Quand le numérique cache un renforcement du lien de subordination

Actualités par Evelyne Salamero

Matinale FO sur les « Nouveaux modes d’exercice de l’activité et d’organisation du travail », à Paris, le 7 février 2017. © F. BLANC

Après Le management au 21e siècle puis Les nouvelles formes d’emplois et d’entreprises, les Matinales des modes d’organisation du travail, initiées par la confédération FO en mai 2016, ont consacré leurs travaux du 7 février aux Nouveaux modes d’exercice de l’activité et d’organisation du travail.

Le Code du travail a explosé mais le lien de subordination n’a jamais été aussi puissant qu’à l’ère du numérique, a déclaré lors des Matinales de FO l’avocate France Charruyer, spécialiste du droit des affaires. Ces mots ont de quoi faire réfléchir.

À la faveur de l’entrée des outils numériques (smartphones, tablettes, ordinateurs portables…) dans les entreprises, l’organisation du travail est souvent bouleversée. Cette évolution, a souligné Jean-Claude Mailly en ouvrant les travaux, est à replacer dans le contexte de la financiarisation de l’économie et donc d’une pression toujours plus importante des actionnaires. Les nouveaux outils numériques mis au service d’une logique de rentabilité à court terme sont ainsi utilisés pour augmenter la productivité des individus dans le cadre d’une baisse des effectifs. Derrière une image de liberté plus grande, le salarié peut avoir une sensation d’astreinte permanente, a insisté le secrétaire général. On assiste à une augmentation de la charge de travail, une confusion entre vie personnelle et vie professionnelle, un isolement et une surveillance accrue des salariés, a précisé Marie-Alice Medeuf-Andrieu, la secrétaire confédérale organisatrice de ces Matinales.

Du temps de travail à la charge de travail : un dangereux glissement

Chantal Mathieu, maître de conférences en droit privé, a de son côté considéré que le droit doit acter un changement de paradigme puisque le temps de travail n’est plus exclusivement celui passé dans l’enceinte de l’entreprise. Il faut donc aussi prendre en compte la charge de travail. C’est alors à l’employeur qu’incombe la responsabilité d’organiser le travail de façon à ce que le projet professionnel du salarié n’étouffe pas ses projets de vie, tout en assurant le plein exercice de la liberté de se connecter ou pas », car bien souvent « le cadre veut rester connecté à son projet professionnel.

Le secrétaire confédéral Pascal Pavageau, en tant que témoin de la matinale, a justement souligné le danger de ce glissement car le temps de travail est collectif alors que la charge de travail est individuelle.

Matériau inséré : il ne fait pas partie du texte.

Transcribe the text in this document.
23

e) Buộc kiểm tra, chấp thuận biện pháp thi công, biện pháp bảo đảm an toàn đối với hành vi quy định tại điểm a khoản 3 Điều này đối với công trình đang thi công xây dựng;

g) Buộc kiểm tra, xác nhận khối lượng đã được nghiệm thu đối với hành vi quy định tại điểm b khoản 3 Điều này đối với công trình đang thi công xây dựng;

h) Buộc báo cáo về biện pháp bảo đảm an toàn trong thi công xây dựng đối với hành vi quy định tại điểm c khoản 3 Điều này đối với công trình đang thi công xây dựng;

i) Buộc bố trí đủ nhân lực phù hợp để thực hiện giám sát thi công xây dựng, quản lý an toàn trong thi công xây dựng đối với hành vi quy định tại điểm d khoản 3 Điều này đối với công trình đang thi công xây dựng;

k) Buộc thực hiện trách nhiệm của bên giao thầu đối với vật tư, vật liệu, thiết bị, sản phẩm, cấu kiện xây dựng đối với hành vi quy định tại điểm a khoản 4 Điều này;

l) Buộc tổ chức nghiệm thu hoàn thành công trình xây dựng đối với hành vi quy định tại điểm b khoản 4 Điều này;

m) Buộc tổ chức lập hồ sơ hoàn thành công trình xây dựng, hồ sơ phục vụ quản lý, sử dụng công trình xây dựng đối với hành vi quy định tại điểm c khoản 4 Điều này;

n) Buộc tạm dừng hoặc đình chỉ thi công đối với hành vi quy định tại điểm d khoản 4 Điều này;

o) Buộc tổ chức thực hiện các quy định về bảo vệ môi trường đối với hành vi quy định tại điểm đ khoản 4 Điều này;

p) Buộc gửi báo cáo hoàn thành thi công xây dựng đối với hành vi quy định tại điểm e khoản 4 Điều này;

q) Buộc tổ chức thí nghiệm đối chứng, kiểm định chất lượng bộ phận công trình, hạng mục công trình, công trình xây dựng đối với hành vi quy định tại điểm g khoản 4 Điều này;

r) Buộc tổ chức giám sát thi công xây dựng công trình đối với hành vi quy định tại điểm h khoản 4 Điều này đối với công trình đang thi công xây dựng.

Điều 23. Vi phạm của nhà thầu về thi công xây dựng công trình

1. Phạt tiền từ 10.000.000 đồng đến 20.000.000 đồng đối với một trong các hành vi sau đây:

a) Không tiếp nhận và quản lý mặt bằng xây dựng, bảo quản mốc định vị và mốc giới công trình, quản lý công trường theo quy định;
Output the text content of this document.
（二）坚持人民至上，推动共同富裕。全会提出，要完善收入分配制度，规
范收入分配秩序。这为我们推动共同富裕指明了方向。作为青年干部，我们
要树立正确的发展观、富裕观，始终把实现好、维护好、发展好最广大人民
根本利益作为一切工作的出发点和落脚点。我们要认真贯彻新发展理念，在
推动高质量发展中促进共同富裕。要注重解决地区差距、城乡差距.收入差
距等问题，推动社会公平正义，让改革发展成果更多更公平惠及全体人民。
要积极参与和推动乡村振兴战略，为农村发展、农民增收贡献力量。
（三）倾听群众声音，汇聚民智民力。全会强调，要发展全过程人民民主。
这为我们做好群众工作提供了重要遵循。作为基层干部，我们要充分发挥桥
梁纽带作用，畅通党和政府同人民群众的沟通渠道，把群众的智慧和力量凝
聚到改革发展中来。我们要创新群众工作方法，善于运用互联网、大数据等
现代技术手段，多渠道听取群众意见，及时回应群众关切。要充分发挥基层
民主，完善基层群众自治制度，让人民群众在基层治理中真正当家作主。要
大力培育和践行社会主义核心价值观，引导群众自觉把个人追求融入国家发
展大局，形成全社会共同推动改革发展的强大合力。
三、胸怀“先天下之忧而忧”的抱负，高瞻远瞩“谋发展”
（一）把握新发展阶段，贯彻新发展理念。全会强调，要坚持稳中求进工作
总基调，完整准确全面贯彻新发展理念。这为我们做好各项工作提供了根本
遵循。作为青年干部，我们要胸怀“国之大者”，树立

Nous ne renvoyons pas chaque salarié à son propre sort au nom de la liberté, a-t-il indiqué, soulignant : L’arsenal du droit collectif est encore suffisant pour faire face à des situations individuelles très différentes, ce qui ne nous empêche pas de revendiquer de nouvelles dispositions pour le télétravail et le droit à la déconnexion. Si cela doit conduire à imposer des limites à certains travailleurs, ce sera le cas car il est pour nous exclu de sacrifier l’égalité à la liberté. 

 

Décryptage : Du télétravail ou du nomadisme ?
Les espaces de travail sont parfois aménagés de façon à accompagner le « nomadisme » des salariés qui travaillent à domicile, mais aussi dans les transports, les cafés, les hôtels... Le salarié n’a plus de poste de travail attitré et s’installe là où il trouve une place le matin en arrivant, a expliqué Roxane Kempler du cabinet Technologia. Au prétexte du télétravail, on réduit le nombre de places et certains se retrouvent sans bureau les jours où tout le monde est là, a-t-elle rapporté.